What is the PPI?

The PPI is a family of more than 10,000 indexes covering the output of nearly all industries in the goods-producing sector of the U.S. economy and approximately three quarters of the service sector, as well as natural gas and electric utilities, construction, and goods competitive with those made in producing sectors (such as scrap materials). PPIs measure price change from the perspective of the seller. This contrasts with other measures, such as the Consumer Price Index (CPI), that measure price change from the purchaser's perspective. Sellers' and purchasers' prices may differ due to factors such as government subsidies, sales and excise taxes, and distribution costs.

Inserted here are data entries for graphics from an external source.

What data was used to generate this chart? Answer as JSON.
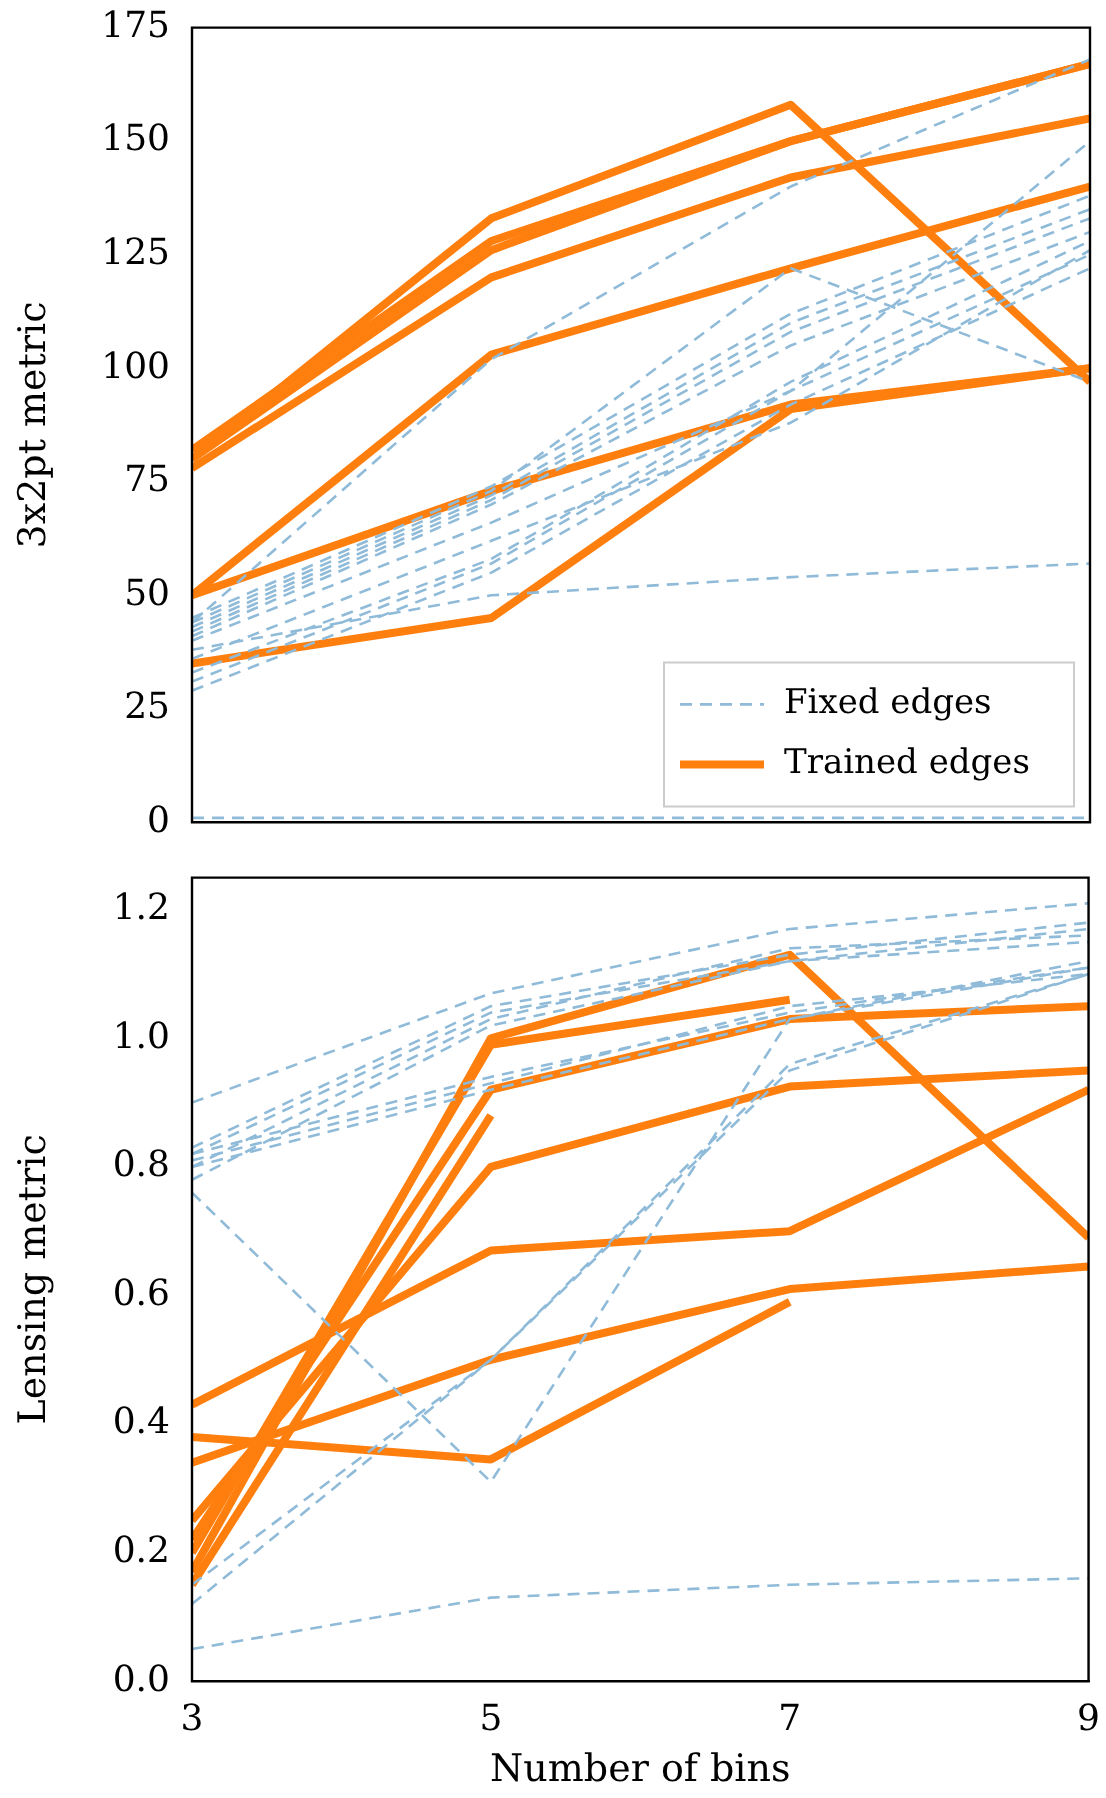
{
  "chart_data": [
    {
      "type": "line",
      "ylabel": "3x2pt metric",
      "x": [
        3,
        5,
        7,
        9
      ],
      "xlim": [
        3,
        9
      ],
      "xticks": [
        3,
        5,
        7,
        9
      ],
      "ylim": [
        0,
        175
      ],
      "yticks": [
        0,
        25,
        50,
        75,
        100,
        125,
        150,
        175
      ],
      "tick_labels": "y",
      "legend": "bottom right",
      "grid": false,
      "marker": "none",
      "series": [
        {
          "name": "Fixed edges",
          "color": "#8fbbd9",
          "line_style": "dashed",
          "values": [
            1,
            1,
            1,
            1
          ]
        },
        {
          "color": "#8fbbd9",
          "line_style": "dashed",
          "values": [
            38,
            50,
            54,
            57
          ]
        },
        {
          "color": "#8fbbd9",
          "line_style": "dashed",
          "values": [
            44,
            102,
            140,
            168
          ]
        },
        {
          "color": "#8fbbd9",
          "line_style": "dashed",
          "values": [
            44,
            73,
            122,
            97
          ]
        },
        {
          "color": "#8fbbd9",
          "line_style": "dashed",
          "values": [
            45,
            74,
            112,
            138
          ]
        },
        {
          "color": "#8fbbd9",
          "line_style": "dashed",
          "values": [
            43,
            72,
            110,
            135
          ]
        },
        {
          "color": "#8fbbd9",
          "line_style": "dashed",
          "values": [
            42,
            71,
            108,
            133
          ]
        },
        {
          "color": "#8fbbd9",
          "line_style": "dashed",
          "values": [
            41,
            70,
            105,
            130
          ]
        },
        {
          "color": "#8fbbd9",
          "line_style": "dashed",
          "values": [
            40,
            66,
            95,
            150
          ]
        },
        {
          "color": "#8fbbd9",
          "line_style": "dashed",
          "values": [
            33,
            58,
            97,
            128
          ]
        },
        {
          "color": "#8fbbd9",
          "line_style": "dashed",
          "values": [
            31,
            57,
            95,
            125
          ]
        },
        {
          "color": "#8fbbd9",
          "line_style": "dashed",
          "values": [
            29,
            55,
            92,
            122
          ]
        },
        {
          "color": "#8fbbd9",
          "line_style": "dashed",
          "values": [
            36,
            62,
            88,
            126
          ]
        },
        {
          "name": "Trained edges",
          "color": "#ff7f0e",
          "line_style": "solid",
          "values": [
            80,
            133,
            158,
            97
          ]
        },
        {
          "color": "#ff7f0e",
          "line_style": "solid",
          "values": [
            82,
            128,
            150,
            167
          ]
        },
        {
          "color": "#ff7f0e",
          "line_style": "solid",
          "values": [
            80,
            126,
            150,
            167
          ]
        },
        {
          "color": "#ff7f0e",
          "line_style": "solid",
          "values": [
            78,
            120,
            142,
            155
          ]
        },
        {
          "color": "#ff7f0e",
          "line_style": "solid",
          "values": [
            50,
            103,
            122,
            140
          ]
        },
        {
          "color": "#ff7f0e",
          "line_style": "solid",
          "values": [
            50,
            73,
            92,
            100
          ]
        },
        {
          "color": "#ff7f0e",
          "line_style": "solid",
          "values": [
            35,
            45,
            91,
            100
          ]
        }
      ]
    },
    {
      "type": "line",
      "xlabel": "Number of bins",
      "ylabel": "Lensing metric",
      "x": [
        3,
        5,
        7,
        9
      ],
      "xlim": [
        3,
        9
      ],
      "xticks": [
        3,
        5,
        7,
        9
      ],
      "ylim": [
        0,
        1.25
      ],
      "yticks": [
        {
          "value": 0,
          "label": "0.0"
        },
        0.2,
        0.4,
        0.6,
        0.8,
        {
          "value": 1,
          "label": "1.0"
        },
        1.2
      ],
      "legend": false,
      "grid": false,
      "marker": "none",
      "series": [
        {
          "color": "#8fbbd9",
          "line_style": "dashed",
          "values": [
            0.05,
            0.13,
            0.15,
            0.16
          ]
        },
        {
          "color": "#8fbbd9",
          "line_style": "dashed",
          "values": [
            0.12,
            0.5,
            0.95,
            1.1
          ]
        },
        {
          "color": "#8fbbd9",
          "line_style": "dashed",
          "values": [
            0.76,
            0.31,
            1.03,
            1.11
          ]
        },
        {
          "color": "#8fbbd9",
          "line_style": "dashed",
          "values": [
            0.9,
            1.07,
            1.17,
            1.21
          ]
        },
        {
          "color": "#8fbbd9",
          "line_style": "dashed",
          "values": [
            0.83,
            1.05,
            1.13,
            1.18
          ]
        },
        {
          "color": "#8fbbd9",
          "line_style": "dashed",
          "values": [
            0.82,
            1.04,
            1.12,
            1.17
          ]
        },
        {
          "color": "#8fbbd9",
          "line_style": "dashed",
          "values": [
            0.8,
            1.03,
            1.14,
            1.16
          ]
        },
        {
          "color": "#8fbbd9",
          "line_style": "dashed",
          "values": [
            0.78,
            1.02,
            1.12,
            1.15
          ]
        },
        {
          "color": "#8fbbd9",
          "line_style": "dashed",
          "values": [
            0.82,
            0.94,
            1.04,
            1.11
          ]
        },
        {
          "color": "#8fbbd9",
          "line_style": "dashed",
          "values": [
            0.81,
            0.93,
            1.05,
            1.1
          ]
        },
        {
          "color": "#8fbbd9",
          "line_style": "dashed",
          "values": [
            0.8,
            0.92,
            1.03,
            1.12
          ]
        },
        {
          "color": "#8fbbd9",
          "line_style": "dashed",
          "values": [
            0.15,
            0.5,
            0.96,
            1.1
          ]
        },
        {
          "color": "#ff7f0e",
          "line_style": "solid",
          "values": [
            0.17,
            1.0,
            1.13,
            0.69
          ]
        },
        {
          "color": "#ff7f0e",
          "line_style": "solid",
          "values": [
            0.2,
            0.99,
            1.06,
            null
          ]
        },
        {
          "color": "#ff7f0e",
          "line_style": "solid",
          "values": [
            0.22,
            0.92,
            1.03,
            1.05
          ]
        },
        {
          "color": "#ff7f0e",
          "line_style": "solid",
          "values": [
            0.15,
            0.88,
            null,
            null
          ]
        },
        {
          "color": "#ff7f0e",
          "line_style": "solid",
          "values": [
            0.25,
            0.8,
            0.925,
            0.95
          ]
        },
        {
          "color": "#ff7f0e",
          "line_style": "solid",
          "values": [
            0.43,
            0.67,
            0.7,
            0.92
          ]
        },
        {
          "color": "#ff7f0e",
          "line_style": "solid",
          "values": [
            0.34,
            0.5,
            0.61,
            0.645
          ]
        },
        {
          "color": "#ff7f0e",
          "line_style": "solid",
          "values": [
            0.38,
            0.345,
            0.59,
            null
          ]
        }
      ]
    }
  ]
}
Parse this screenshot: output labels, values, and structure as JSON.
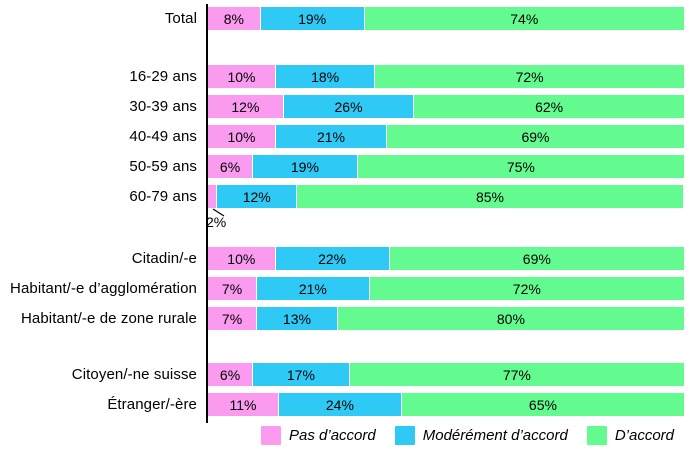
{
  "chart_data": {
    "type": "bar",
    "orientation": "horizontal",
    "stacked": true,
    "value_suffix": "%",
    "grid": false,
    "axis_color": "#000000",
    "label_color": "#000000",
    "legend_position": "bottom",
    "categories": [
      "Total",
      "16-29 ans",
      "30-39 ans",
      "40-49 ans",
      "50-59 ans",
      "60-79 ans",
      "Citadin/-e",
      "Habitant/-e d’agglomération",
      "Habitant/-e de zone rurale",
      "Citoyen/-ne suisse",
      "Étranger/-ère"
    ],
    "groups": [
      [
        0
      ],
      [
        1,
        2,
        3,
        4,
        5
      ],
      [
        6,
        7,
        8
      ],
      [
        9,
        10
      ]
    ],
    "series": [
      {
        "name": "Pas d’accord",
        "color": "#FA9BF0",
        "values": [
          8,
          10,
          12,
          10,
          6,
          2,
          10,
          7,
          7,
          6,
          11
        ]
      },
      {
        "name": "Modérément d’accord",
        "color": "#2EC9F5",
        "values": [
          19,
          18,
          26,
          21,
          19,
          12,
          22,
          21,
          13,
          17,
          24
        ]
      },
      {
        "name": "D’accord",
        "color": "#63FB90",
        "values": [
          74,
          72,
          62,
          69,
          75,
          85,
          69,
          72,
          80,
          77,
          65
        ]
      }
    ],
    "outside_label": {
      "row": 5,
      "series": 0,
      "text": "2%"
    },
    "xlim": [
      0,
      100
    ]
  }
}
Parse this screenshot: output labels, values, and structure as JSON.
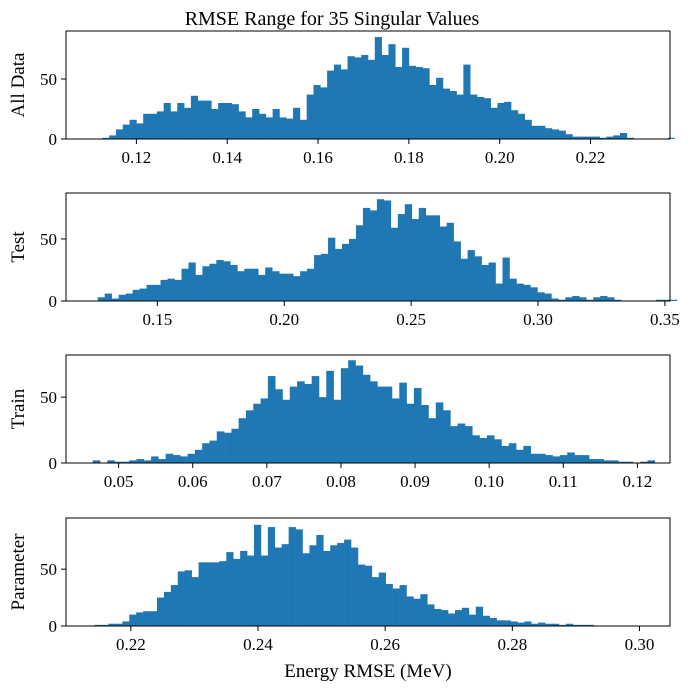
{
  "chart_data": [
    {
      "type": "bar",
      "title": "RMSE Range for 35 Singular Values",
      "ylabel": "All Data",
      "xlabel": "",
      "xlim": [
        0.1045,
        0.2375
      ],
      "ylim": [
        0,
        90
      ],
      "xticks": [
        0.12,
        0.14,
        0.16,
        0.18,
        0.2,
        0.22
      ],
      "xtick_labels": [
        "0.12",
        "0.14",
        "0.16",
        "0.18",
        "0.20",
        "0.22"
      ],
      "yticks": [
        0,
        50
      ],
      "ytick_labels": [
        "0",
        "50"
      ],
      "color": "#1f77b4",
      "bins": {
        "start": 0.1125,
        "width": 0.0015
      },
      "values": [
        1,
        3,
        8,
        12,
        16,
        13,
        21,
        21,
        23,
        30,
        23,
        30,
        26,
        36,
        32,
        32,
        25,
        30,
        30,
        29,
        23,
        18,
        25,
        21,
        18,
        25,
        18,
        17,
        26,
        16,
        37,
        45,
        43,
        57,
        62,
        58,
        69,
        68,
        70,
        66,
        85,
        70,
        79,
        60,
        76,
        61,
        60,
        59,
        45,
        51,
        42,
        40,
        37,
        62,
        37,
        35,
        34,
        26,
        30,
        31,
        24,
        21,
        16,
        11,
        11,
        9,
        8,
        7,
        4,
        2,
        2,
        2,
        2,
        1,
        2,
        3,
        5,
        1,
        0,
        0,
        0,
        0,
        0,
        1,
        0,
        0,
        0,
        0,
        1
      ]
    },
    {
      "type": "bar",
      "title": "",
      "ylabel": "Test",
      "xlabel": "",
      "xlim": [
        0.114,
        0.352
      ],
      "ylim": [
        0,
        87
      ],
      "xticks": [
        0.15,
        0.2,
        0.25,
        0.3,
        0.35
      ],
      "xtick_labels": [
        "0.15",
        "0.20",
        "0.25",
        "0.30",
        "0.35"
      ],
      "yticks": [
        0,
        50
      ],
      "ytick_labels": [
        "0",
        "50"
      ],
      "color": "#1f77b4",
      "bins": {
        "start": 0.1265,
        "width": 0.00275
      },
      "values": [
        3,
        6,
        2,
        5,
        6,
        9,
        10,
        13,
        13,
        17,
        18,
        17,
        26,
        31,
        21,
        28,
        30,
        33,
        32,
        29,
        24,
        26,
        26,
        21,
        27,
        24,
        22,
        22,
        20,
        24,
        26,
        37,
        38,
        51,
        42,
        46,
        50,
        61,
        75,
        73,
        82,
        81,
        59,
        70,
        78,
        66,
        75,
        69,
        69,
        60,
        63,
        48,
        34,
        41,
        36,
        29,
        31,
        14,
        35,
        18,
        14,
        13,
        11,
        7,
        6,
        2,
        1,
        3,
        4,
        3,
        1,
        3,
        4,
        3,
        1,
        0,
        0,
        0,
        0,
        0,
        1,
        1,
        1
      ]
    },
    {
      "type": "bar",
      "title": "",
      "ylabel": "Train",
      "xlabel": "",
      "xlim": [
        0.0429,
        0.1244
      ],
      "ylim": [
        0,
        82
      ],
      "xticks": [
        0.05,
        0.06,
        0.07,
        0.08,
        0.09,
        0.1,
        0.11,
        0.12
      ],
      "xtick_labels": [
        "0.05",
        "0.06",
        "0.07",
        "0.08",
        "0.09",
        "0.10",
        "0.11",
        "0.12"
      ],
      "yticks": [
        0,
        50
      ],
      "ytick_labels": [
        "0",
        "50"
      ],
      "color": "#1f77b4",
      "bins": {
        "start": 0.0465,
        "width": 0.000985
      },
      "values": [
        2,
        0,
        2,
        1,
        1,
        2,
        3,
        2,
        5,
        3,
        7,
        6,
        5,
        7,
        10,
        15,
        17,
        24,
        23,
        26,
        34,
        40,
        45,
        49,
        66,
        56,
        48,
        58,
        62,
        60,
        66,
        50,
        70,
        48,
        72,
        78,
        74,
        67,
        62,
        58,
        58,
        49,
        61,
        45,
        57,
        44,
        34,
        46,
        40,
        28,
        30,
        28,
        21,
        19,
        21,
        18,
        13,
        15,
        10,
        13,
        7,
        7,
        6,
        5,
        6,
        8,
        6,
        6,
        3,
        3,
        2,
        2,
        1,
        1,
        0,
        1,
        2,
        0
      ]
    },
    {
      "type": "bar",
      "title": "",
      "ylabel": "Parameter",
      "xlabel": "Energy RMSE (MeV)",
      "xlim": [
        0.2098,
        0.3048
      ],
      "ylim": [
        0,
        95
      ],
      "xticks": [
        0.22,
        0.24,
        0.26,
        0.28,
        0.3
      ],
      "xtick_labels": [
        "0.22",
        "0.24",
        "0.26",
        "0.28",
        "0.30"
      ],
      "yticks": [
        0,
        50
      ],
      "ytick_labels": [
        "0",
        "50"
      ],
      "color": "#1f77b4",
      "bins": {
        "start": 0.2143,
        "width": 0.00109
      },
      "values": [
        1,
        1,
        2,
        2,
        4,
        10,
        12,
        13,
        13,
        25,
        30,
        36,
        48,
        49,
        43,
        56,
        56,
        56,
        57,
        65,
        59,
        66,
        62,
        89,
        62,
        87,
        69,
        72,
        87,
        85,
        64,
        71,
        80,
        66,
        71,
        73,
        76,
        69,
        54,
        53,
        43,
        47,
        37,
        33,
        36,
        26,
        24,
        28,
        19,
        15,
        14,
        11,
        14,
        16,
        10,
        17,
        9,
        7,
        5,
        5,
        4,
        3,
        4,
        2,
        3,
        2,
        2,
        1,
        2,
        1,
        1,
        1,
        0,
        0,
        0,
        0,
        0,
        0,
        0,
        0,
        0,
        0,
        0,
        0,
        0,
        0,
        0,
        1
      ]
    }
  ]
}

Importance and Uses of PPI Data

  • Contract escalation. It is often desirable to include an escalation clause in purchase and sales contracts that accounts for changes in input prices at some point in the future. For example, a long-term contract for bread may be escalated for changes in wheat prices by applying the percent change in the PPI for wheat to the contracted price for bread. (See PPI Escalation Guide for Contracting Parties.)
  • Indicator of overall price movement at the producer level. PPIs capture price movement from the perspective of the producer or service provider. Therefore, they may foreshadow subsequent price changes for businesses and consumers. The President, Congress, and the Federal Reserve employ these data in formulating fiscal and monetary policies.
  • Deflator of other economic series. PPI´s are used to adjust other time series for price changes and to translate those series into inflation-free dollars. For example, constant-dollar Gross Domestic Product (GDP) data are estimated using deflators based on the PPI.
  • Measure of price movement for particular industries and products. Indexes for products and services are available by industry as well as by similarity of use or material composition. Along with a limited number of other special groupings, PPIs are also available grouped by the amount of processing products have undergone, known as stage-of-processing (SOP) indexes. (See PPI Databases.)
  • Comparison of input and output costs. PPIs are published for items ranging from raw materials to finished products. Users may wish to compare, for example, how the PPI for machinery varies with changes in the PPI for raw metal.
  • Comparison of industry-based price data to other industry-oriented economic time series. Industry-based PPI data can be used in conjunction with other BLS economic time series data (employment, unemployment, average hourly earnings, etc.) to provide a comprehensive overview of the industry. (See Industries at a Glance.)
  • Forecasting. Examples range from individual companies forecasting cost of inventory to government agencies making forecasts about the national economy.
  • LIFO (i.e., last-in, first-out) inventory valuation. The Internal Revenue Service recommends the use of PPI commodity data for LIFO inventory valuation purposes when filing business tax returns (See 26 USC § 1.472-8(e)(3)(iii)(B)(2)).